I do have concerns about possibly needing external cooling for it as suggested in the article, I'd love to not need active cooling. If limiting the power consumption means that the existing case airflow is sufficient then I'd be happy with that.

gskger

@CodeMercenary The M40 is a server card and (physically) compatible with the R730, so no extra cooling is required (and possible). The downside is that the R730 most likely will still go full blast on all fans regardless of the actual power consumption since the server can not read the GPUs temperature. But there are scripts to manage the fan speeds based on server or GPU temperature. And once you have ollama installed, you can ask it how to write that code

CodeMercenary

@gskger Great to know, thank you.

I actually already have Ollama installed and running with Open WebUI so I can ask it ahead of time to see what it would be like. I've installed some more code specific models that are better suited to that kind of question.

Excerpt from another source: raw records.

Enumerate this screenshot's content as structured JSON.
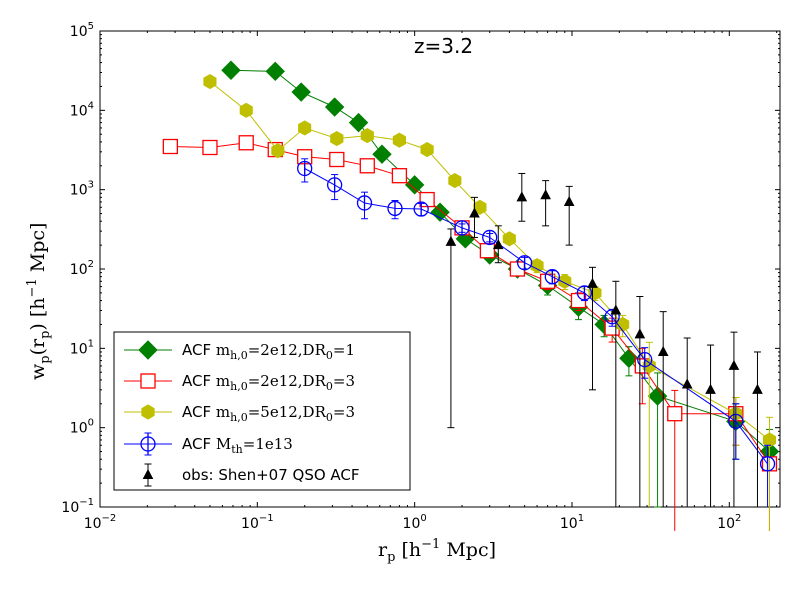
{
  "chart_data": {
    "type": "scatter",
    "title": "",
    "annotation": "z=3.2",
    "xscale": "log",
    "yscale": "log",
    "xlim": [
      0.01,
      210
    ],
    "ylim": [
      0.1,
      100000
    ],
    "xlabel": {
      "main": "r",
      "sub": "p",
      "unit": "[h",
      "unit_sup": "−1",
      "unit_end": " Mpc]"
    },
    "ylabel": {
      "main": "w",
      "sub": "p",
      "paren_open": "(r",
      "paren_sub": "p",
      "paren_close": ")",
      "unit": "[h",
      "unit_sup": "−1",
      "unit_end": " Mpc]"
    },
    "xticks": [
      {
        "value": 0.01,
        "base": "10",
        "exp": "−2"
      },
      {
        "value": 0.1,
        "base": "10",
        "exp": "−1"
      },
      {
        "value": 1,
        "base": "10",
        "exp": "0"
      },
      {
        "value": 10,
        "base": "10",
        "exp": "1"
      },
      {
        "value": 100,
        "base": "10",
        "exp": "2"
      }
    ],
    "yticks": [
      {
        "value": 0.1,
        "base": "10",
        "exp": "−1"
      },
      {
        "value": 1,
        "base": "10",
        "exp": "0"
      },
      {
        "value": 10,
        "base": "10",
        "exp": "1"
      },
      {
        "value": 100,
        "base": "10",
        "exp": "2"
      },
      {
        "value": 1000,
        "base": "10",
        "exp": "3"
      },
      {
        "value": 10000,
        "base": "10",
        "exp": "4"
      },
      {
        "value": 100000,
        "base": "10",
        "exp": "5"
      }
    ],
    "legend_position": "lower-left",
    "series": [
      {
        "name": "ACF m_h,0=2e12,DR_0=1",
        "legend": {
          "prefix": "ACF ",
          "m1": "m",
          "s1": "h,0",
          "m2": "=2e12,DR",
          "s2": "0",
          "m3": "=1"
        },
        "color": "#007f00",
        "marker": "diamond",
        "filled": true,
        "x": [
          0.068,
          0.13,
          0.19,
          0.31,
          0.44,
          0.62,
          1.0,
          1.45,
          2.1,
          3.0,
          4.5,
          7.0,
          11.0,
          16.0,
          23.0,
          35.0,
          110.0,
          180.0
        ],
        "y": [
          32000,
          31000,
          17000,
          11000,
          7000,
          2800,
          1150,
          520,
          240,
          150,
          100,
          62,
          33,
          20,
          7.5,
          2.5,
          1.2,
          0.5
        ],
        "yerr": [
          0,
          0,
          0,
          0,
          0,
          0,
          0,
          60,
          30,
          20,
          15,
          15,
          10,
          6,
          3,
          2.4,
          0.8,
          0.45
        ]
      },
      {
        "name": "ACF m_h,0=2e12,DR_0=3",
        "legend": {
          "prefix": "ACF ",
          "m1": "m",
          "s1": "h,0",
          "m2": "=2e12,DR",
          "s2": "0",
          "m3": "=3"
        },
        "color": "#ff0000",
        "marker": "square",
        "filled": false,
        "x": [
          0.028,
          0.05,
          0.085,
          0.13,
          0.2,
          0.32,
          0.5,
          0.8,
          1.2,
          2.0,
          2.9,
          4.5,
          7.0,
          11.0,
          18.0,
          28.0,
          45.0,
          110.0,
          180.0
        ],
        "y": [
          3500,
          3400,
          3900,
          3200,
          2600,
          2400,
          2000,
          1500,
          750,
          330,
          170,
          100,
          70,
          40,
          18,
          6,
          1.5,
          1.5,
          0.35
        ],
        "yerr": [
          0,
          0,
          0,
          0,
          0,
          0,
          0,
          0,
          0,
          40,
          25,
          15,
          15,
          10,
          6,
          4,
          1.45,
          0.9,
          0.33
        ]
      },
      {
        "name": "ACF m_h,0=5e12,DR_0=3",
        "legend": {
          "prefix": "ACF ",
          "m1": "m",
          "s1": "h,0",
          "m2": "=5e12,DR",
          "s2": "0",
          "m3": "=3"
        },
        "color": "#bfbf00",
        "marker": "hexagon",
        "filled": true,
        "x": [
          0.05,
          0.085,
          0.135,
          0.2,
          0.32,
          0.5,
          0.8,
          1.2,
          1.8,
          2.6,
          4.0,
          6.0,
          9.0,
          14.0,
          21.0,
          31.0,
          110.0,
          180.0
        ],
        "y": [
          23000,
          10000,
          3100,
          6000,
          4400,
          4800,
          4200,
          3200,
          1300,
          600,
          240,
          110,
          70,
          50,
          20,
          6,
          1.5,
          0.7
        ],
        "yerr": [
          0,
          0,
          0,
          0,
          0,
          0,
          0,
          0,
          0,
          0,
          30,
          20,
          15,
          10,
          6,
          5.9,
          0.9,
          0.65
        ]
      },
      {
        "name": "ACF M_th=1e13",
        "legend": {
          "prefix": "ACF ",
          "m1": "M",
          "s1": "th",
          "m2": "=1e13",
          "s2": "",
          "m3": ""
        },
        "color": "#0000ff",
        "marker": "circle-errbar",
        "filled": false,
        "x": [
          0.2,
          0.31,
          0.48,
          0.75,
          1.1,
          2.0,
          3.0,
          5.0,
          7.5,
          12.0,
          18.0,
          29.0,
          110.0,
          175.0
        ],
        "y": [
          1850,
          1150,
          680,
          580,
          570,
          330,
          250,
          120,
          80,
          50,
          25,
          7.2,
          1.2,
          0.35
        ],
        "yerr": [
          600,
          400,
          250,
          150,
          100,
          40,
          30,
          20,
          15,
          10,
          6,
          3,
          0.8,
          0.25
        ]
      },
      {
        "name": "obs: Shen+07 QSO ACF",
        "legend": {
          "prefix": "obs: Shen+07 QSO ACF",
          "m1": "",
          "s1": "",
          "m2": "",
          "s2": "",
          "m3": ""
        },
        "color": "#000000",
        "marker": "triangle-up",
        "filled": true,
        "x": [
          1.7,
          2.4,
          3.4,
          4.8,
          6.8,
          9.6,
          13.5,
          19.0,
          27.0,
          38.0,
          54.0,
          76.0,
          107.0,
          151.0
        ],
        "y": [
          220,
          500,
          200,
          800,
          850,
          700,
          65,
          30,
          15,
          9,
          3.5,
          3,
          6,
          3
        ],
        "yerr_low": [
          219,
          250,
          80,
          400,
          500,
          500,
          62,
          29.9,
          14.9,
          8.9,
          3.4,
          2.9,
          5.9,
          2.9
        ],
        "yerr_high": [
          100,
          300,
          150,
          800,
          450,
          400,
          40,
          40,
          30,
          20,
          10,
          8,
          10,
          6
        ]
      }
    ]
  }
}
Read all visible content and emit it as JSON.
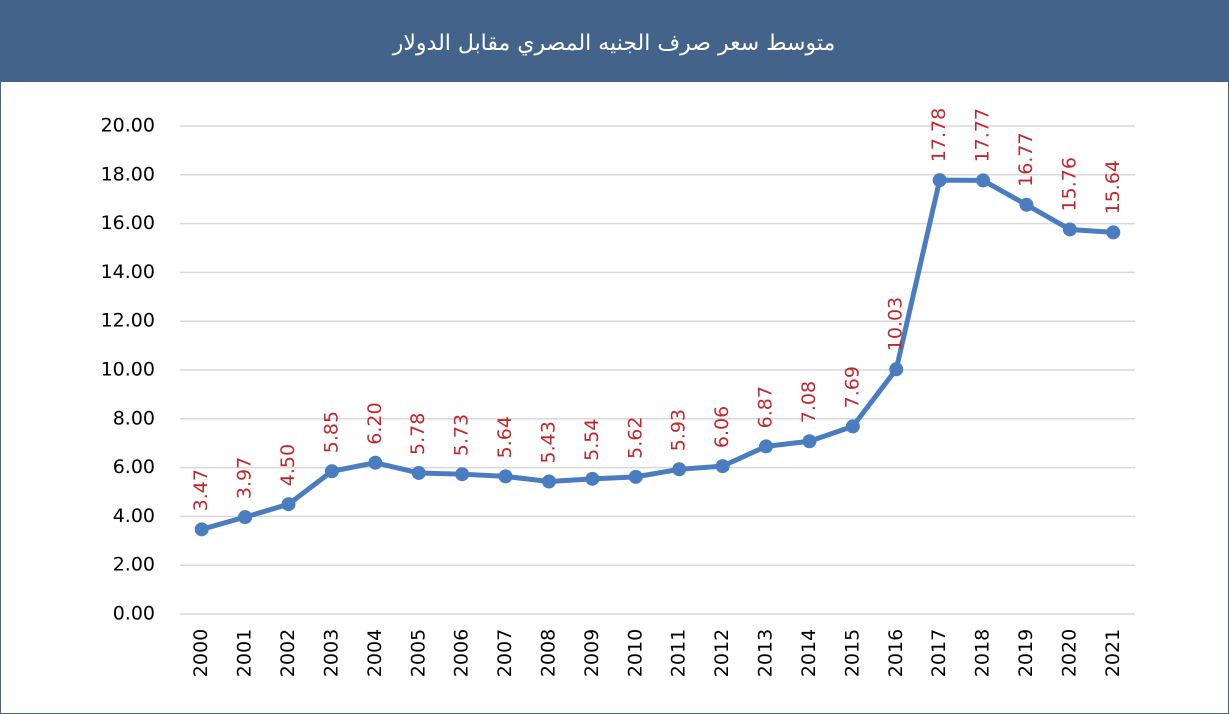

Running the case fans full blast all the time would be a non-starter so I'm glad you let me know that as I count the costs of attempting this.

CodeMercenary

@gskger I'm so glad you put pics of your server in that other post. I looked at it last month when you posted it but when I looked at it again yesterday, I realized that those cards might not fit in my R730xd because I have the center drive rack with 4 extra internal drives. I'm concerned that one of those cards would not work with those drives in place since they basically totally cover the memory and CPUs. I'm also concerned that with those center drives, the airflow out of the row of case fans is less direct and might cause heat problems for a video card like that.

gskger

@CodeMercenary I didn't know there was a midboard hard drive option for the R730xd - cool. You could always install a couple Nvidia T4s, but they only come with 16GB of VRAM and are much more expensive compared to the P40s. For reference, I've added a top view of the R720 with two P40s installed.

CodeMercenary

@gskger Yeah, looks like it would be too tight. Ouch, those T4s are an order of magnitude more expensive. I'm definitely not interested in going that route.

gskger

@CodeMercenary I got my hands on a Nvidia RTX A2000 12GB (around 310€ used on Ebay) which might be an option, depending on what you want to do. It is a dual slot low profile GPU with 12GB VRAM, a max power consumption of 70W and active cooling. With a compute capability of 8.3 (P40: 6.1, M40: 5.2) it is fully supported by ollama. While 12GB is only 50% of one P40 with 24GB VRAM, it runs small LLMs nicely and with a high token per second rate. It can almost run the Llama3.2 11b vision model (11b-instruct-q4_K_M) using the GPU with only 3% offloaded to CPU. I will start testing this card during the weekend and can share some results if that would help.

CodeMercenary

@gskger said in NVIDIA Tesla M40 for AI work in Ubuntu VM - is it a good idea?:

Nvidia RTX A2000 12GB

I am curious how your testing goes. That sounds like a great card. Not as expensive as the T4 so might be more reasonable for me to consider.

gskger

@CodeMercenary Did some tests with the A2000 and as expected, the 12GB VRAM is the biggest limitation. Used vanilla installations of Ollama and ComfyUI with no tweaking or optimization. Especially in stable diffusion, the A2000 is about three times faster compared to the P40, but that is to be expected. I have added some results below.

Stable Diffusion tests

A2000
1024x1024, batch 1, iterations 30, cfg 4.0, euler	1.4s/it
1024x1024, batch 4, iterations 30, cfg 4.0, euler	2.5s/it = 0.6s/it

P40
1024x1024, batch 1, iterations 30, cfg 4.0, euler	2.8s/it
1024x1024, batch 4, iterations 30, cfg 4.0, euler	12.1s/it = 3s/it

Inference tests

A2000
qwen2.5:14b			21 token/sec
qwen2.5-coder:14b		21 token/sec
llama3.2:3b-Q8			50 token/sec
llama3.2:3b-Q4			60 token/sec 

P40
qwen2.5:14b			17 token/sec
qwen2.5-coder:14b		17 token/sec
llama3.2:3b-Q8			40 token/sec
llama3.2:3b-Q4			48 token/sec

During heavy testing, the A2000 reached 70°C and the P40 reached 60°C both with the Dell R720 set to automatic fan control.